The Bauhaus-Archiv / Museum für Gestaltung owns the world’s largest collection on the Bauhaus (1919–1933), the most influential school of architecture, art and design of the 20th century. Soon after the museum was built in 1979, it became clear that it was too small to accommodate the growing number of visitors and its rapidly expanding collection, and could no longer meet the evolving requirements of a museum with archival responsibilities.

 

The German federal government and the state of Berlin are jointly financing the total cost of the museum’s renovation and expansion.

Competition design Bauhaus-Archiv: interior perspective, 2015
© Staab Architekten

facts & figures

Date of completion: 1979

 

Architects: Walter Gropius, Alex Cvijanović, with Hans Bandel

 

Architect of the museum annex: Volker Staab

 

Usable area: 1,900 square metre (until 2018), 4,200 square metre (after reopening in 2025)

 

Exhibition space: 700 m² (until 2018), 2,000 m² (after reopening in 2025)

 

Room for approx. 600 visitors to comfortably view the collection presentation.

 

There are almost 60 contractors involved in building the new museum annex and renovating the existing archive – from the site fence to the steel-wood-structure for the transparent tower to the finish of the parquet floors.

 

Up to 130 construction workers are involved at the site simultaneously during the busiest phases.

 

Between 25 and 35 planners, including architects, civil engineers and specialist engineers, are involved in the construction process depending on the project phase.

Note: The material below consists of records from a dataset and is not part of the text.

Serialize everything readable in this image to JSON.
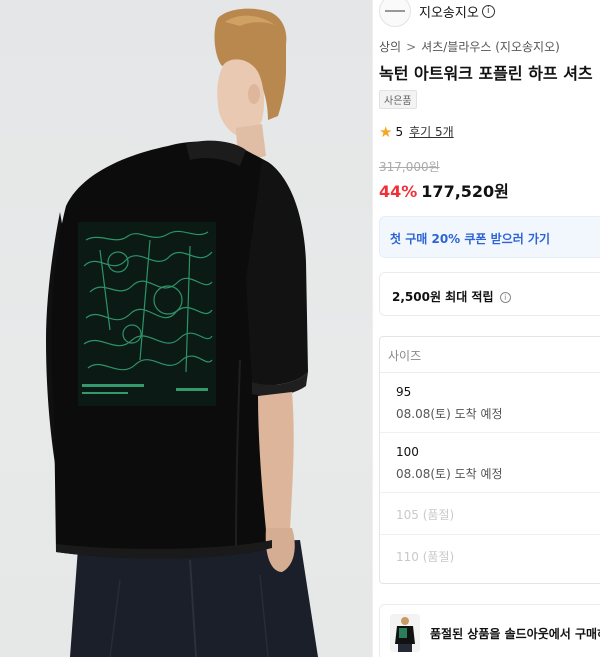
{
  "brand": {
    "name": "지오송지오",
    "info_icon": "ⓘ"
  },
  "breadcrumb": {
    "level1": "상의",
    "separator": ">",
    "level2": "셔츠/블라우스 (지오송지오)"
  },
  "product": {
    "title": "녹턴 아트워크 포플린 하프 셔츠",
    "gift_tag": "사은품",
    "rating": "5",
    "review_link": "후기 5개",
    "original_price": "317,000원",
    "discount": "44%",
    "price": "177,520원"
  },
  "coupon": {
    "label": "첫 구매 20% 쿠폰 받으러 가기"
  },
  "points": {
    "label": "2,500원 최대 적립",
    "info_icon": "i"
  },
  "size_select": {
    "placeholder": "사이즈",
    "options": [
      {
        "name": "95",
        "delivery": "08.08(토) 도착 예정"
      },
      {
        "name": "100",
        "delivery": "08.08(토) 도착 예정"
      },
      {
        "name": "105 (품절)"
      },
      {
        "name": "110 (품절)"
      }
    ]
  },
  "soldout_banner": {
    "label": "품절된 상품을 솔드아웃에서 구매하"
  },
  "colors": {
    "discount_red": "#f1303a",
    "coupon_blue": "#2c64d6",
    "star_yellow": "#f5a623",
    "print_green": "#2f9a6e"
  },
  "icons": {
    "star": "star-icon",
    "info": "info-icon"
  }
}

View on the construction site in May 2022
© Catrin Schmitt

The proximity to the Landwehrkanal, the inner-city location and the public water lines beneath the property were among the most daunting technical challenges. This required workers to take various “detours” to complete the excavation pit.

 

The excavation pit had to be dug almost seven metres deep.

 

(Reinforced) concrete is the most frequently used material at the site and provides the necessary stability for the museum’s basement level and the café/shop. The tower consists of a lightweight steel-wood-construction.

 

The most complex technical process was used for creating the foundation. Using a diaphragm wall grab, reinforced concrete diaphragm walls were installed to prevent groundwater from seeping into the future exhibition room.

View of the construction site in May 2022
© Catrin Schmitt

The design competition

In June 2015, the Berlin Senate Department for Urban Development, Building and Housing issued an invitation-only call for proposals for the architectural design competition “Bauhaus-Archiv / Museum für Gestaltung, Berlin”. After a two-day session on 21–22 October 2015, the jury selected the proposal by the Berlin-based architect Volker Staab as the first-place winner and recommended its realisation.

 

Competition procedure: In accordance with the announcement in the Official Journal of the European Union of 16 May 2015, 35 candidates were selected from a total 174 submissions for consideration in a previously announced competition procedure (competitive bidding in accordance with the Guidelines for Design Competitions (RPW) and the Procurement Law for Supplies and Services of Freelancers (VOF)). The competition organiser selected 15 architectural firms in advance for inclusion as participants. A total of 50 architectural firms were invited to participate, and 41 of these submitted proposals. The jury awarded the top five proposals first, second, third, fourth and fifth prizes, along with four honourable mentions.

Architectural drafts for the closed competition for the Bauhaus-Archiv / Museum für Gestaltung, Berlin in 2015
© Hans Glave

The expert members of the jury were: Jo Coenen, Hilde Léon, Wolfgang Lorch, Elke Delugan-Meissl, Pat Tanner, Johannes Löbbert, Petra Vondenhof-Anderhalten, substitute: Brigitte Häntsch.

 

The judges of the jury were: Regula Lüscher, Tim Renner, Dr Sigrid Bias-Engels, Günther Hoffmann, Dr Annemarie Jaeggi, Dr. Niklas Maak, substitute: Hermann-Josef Pohlmann, Dr Konrad Schmidt-Werthern, Rosa Schmitt-Neubauer, Horst Grothues, Dr Markus Klimmer, Chris Dercon, Dr Kerstin Wittmann-Englert.